The PKK is recognized as a terrorist organization by the U.S., Turkey and the European Union, and Washington's support for its Syrian affiliate has been a major strain on bilateral relations with Ankara. The U.S. primarily partnered with the YPG in northeastern Syria in its fight against the Daesh terrorist group, but Turkey has strongly opposed the YPG's presence in northern Syria.
Ankara has long objected to U.S. support for the YPG, a group that poses a threat to Turkey and terrorizes local people, destroying their homes and forcing them to flee. Under the pretext of fighting Daesh, the U.S. has provided military training and given truckloads of military support to the YPG, despite its NATO ally's security concerns. Underlining that one cannot support one terrorist group to defeat another, Turkey conducted its own counterterrorism operations, over the course of which it has managed to remove a significant number of terrorists from the region.
Erdoğan also touched upon the recent talks with the Taliban-led administration in Afghanistan. The president said that they had requests for both humanitarian aid and the functionality of the new process in Afghanistan.
"We will give all kinds of support to the Afghan people regarding these demands," he said.
"We were running the operation of Kabul airport. In the next period, if agreements can be made, we can take such steps with Qatar and Afghanistan," he also said.
A high-level delegation led by Amir Khan Muttaqi, the acting foreign minister of Afghanistan’s interim Taliban government, visited Turkey Thursday to hold talks with senior Turkish officials.
This marks the first high-level contact between Turkey and the new administration in Afghanistan after the Taliban took control on Aug. 15.
Speaking to reporters after the meeting, Çavuşoğlu said that recognizing the Taliban and engaging with it are two different things. He added that Turkey reiterated the need for an inclusive government and voiced its expectations regarding the security of Kabul airport.
"They asked us for humanitarian aid and the continuation of investments there," Çavuşoğlu also said and added that the Turkish side once again shared its advice on girls' education and women's employment in business life.
"The Taliban leadership said they would offer their best support if they (Afghan migrants) wanted to return to their country," he also said.
Erdoğan recently highlighted the importance of an inclusive government in Afghanistan, as he said it was crucial in reaching a deal regarding the operation of the Kabul Hamid Karzai International Airport.
Turkey has been working with Qatar to reopen the airport in the Afghan capital of Kabul for international travel.

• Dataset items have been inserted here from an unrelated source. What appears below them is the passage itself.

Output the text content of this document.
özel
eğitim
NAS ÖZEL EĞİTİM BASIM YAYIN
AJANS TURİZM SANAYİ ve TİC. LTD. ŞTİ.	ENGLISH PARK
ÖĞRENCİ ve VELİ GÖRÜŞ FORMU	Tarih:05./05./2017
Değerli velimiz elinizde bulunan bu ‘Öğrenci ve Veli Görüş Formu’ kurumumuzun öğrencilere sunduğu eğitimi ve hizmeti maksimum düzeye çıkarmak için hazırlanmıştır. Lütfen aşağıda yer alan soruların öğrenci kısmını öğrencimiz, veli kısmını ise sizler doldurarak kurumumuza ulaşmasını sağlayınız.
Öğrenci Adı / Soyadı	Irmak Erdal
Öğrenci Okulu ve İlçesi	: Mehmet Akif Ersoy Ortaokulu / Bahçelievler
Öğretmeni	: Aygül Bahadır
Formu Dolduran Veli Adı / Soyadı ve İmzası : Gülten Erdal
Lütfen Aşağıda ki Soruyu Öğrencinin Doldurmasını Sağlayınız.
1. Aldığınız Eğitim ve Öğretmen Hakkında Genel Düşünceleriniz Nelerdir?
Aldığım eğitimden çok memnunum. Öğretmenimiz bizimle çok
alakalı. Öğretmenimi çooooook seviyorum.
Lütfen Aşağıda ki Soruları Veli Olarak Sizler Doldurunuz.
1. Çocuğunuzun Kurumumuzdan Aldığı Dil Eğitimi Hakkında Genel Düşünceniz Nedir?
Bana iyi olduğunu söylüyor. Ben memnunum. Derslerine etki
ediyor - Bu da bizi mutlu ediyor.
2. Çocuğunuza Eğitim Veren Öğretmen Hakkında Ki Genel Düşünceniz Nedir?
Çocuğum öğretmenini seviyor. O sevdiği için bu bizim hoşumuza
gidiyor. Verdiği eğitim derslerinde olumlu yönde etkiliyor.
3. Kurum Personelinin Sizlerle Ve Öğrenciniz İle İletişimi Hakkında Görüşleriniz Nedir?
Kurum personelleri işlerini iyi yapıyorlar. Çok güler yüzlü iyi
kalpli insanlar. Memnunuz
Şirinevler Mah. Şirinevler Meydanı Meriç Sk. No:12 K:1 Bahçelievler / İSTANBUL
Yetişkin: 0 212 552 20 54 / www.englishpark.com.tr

However, repairs are needed before commercial flights can resume.
Erdoğan also said at a virtual meeting of the G-20, the most powerful economies, that the international community should keep the channels of dialogue with the Taliban open to “patiently and gradually steer” them toward establishing a more inclusive government.
He said Turkey, which already hosts more than 3.6 million Syrians, cannot bear an influx of migrants from Afghanistan, warning that European nations would also be affected by a new wave of migrants.
The Taliban say they want international recognition. They warn that weakening their government will affect security and spark an even bigger exodus of migration from the country.
Taliban officials previously noted that they want Turkey to provide aid and support to the Afghan people and called on Turkey to be the first country to formally recognize the new administration in Afghanistan.
NATO member Turkey maintained its embassy in Afghanistan after Western countries withdrew following the Taliban takeover and has urged those countries to step up engagement. At the same time, it said it will only work fully with the Taliban if they form a more inclusive administration.